The problem for me in using propriety software in education is that too much emphasis is sometimes placed on learnng a particular version of the software at the expense of understanding the underlying principles. We only have to consider the reaction to Microsoft’s introduction of the Ribbon. If learners are exposed and expected to use and explore different tools for different purposes this may encourage flexibility and adaptability as the ICT landscape shifts. After all learners are coping with using different types of user interfaces in the social software and mobile technologies in a rapidly changing environment.
Agree with the need for adaptability-Kevin. But if we take the NSW DETs Enterprise suite of Adobe and MS, there is already and overlap in a competing space. When there are limited resources to support applications and money for licensing- there needs to be a tilt towards what needs to be provided as core tools and what the rest of the field requires (niche apps). The changing landscape of open apps also is critical as the recent decision of Ning to charge for its se services shows.
Interesting debating point however probably a moot point now that NSW has already decided the path it wants to follow.
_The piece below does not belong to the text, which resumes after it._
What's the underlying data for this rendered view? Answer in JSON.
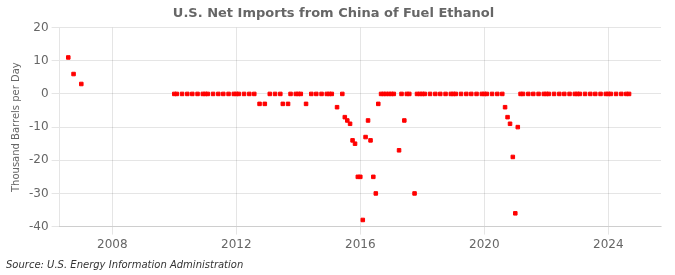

As a point of comparison it is interesting to view the video attached to this blog post at Mashable http://mashable.com/2010/04/28/schools-google-apps/
Different scale, similar intent and a slightly different approach via the use of Google docs with Apple laptops.
You’re right Ian- we are locked in currently for the release of the current tools. The Google Apps was certainly an alternate path here- interestng that the cost factor is first consideration (even in the US) for adoption, something that became a theme in any discussion rexcently with the visiting CIO of Miame Daide.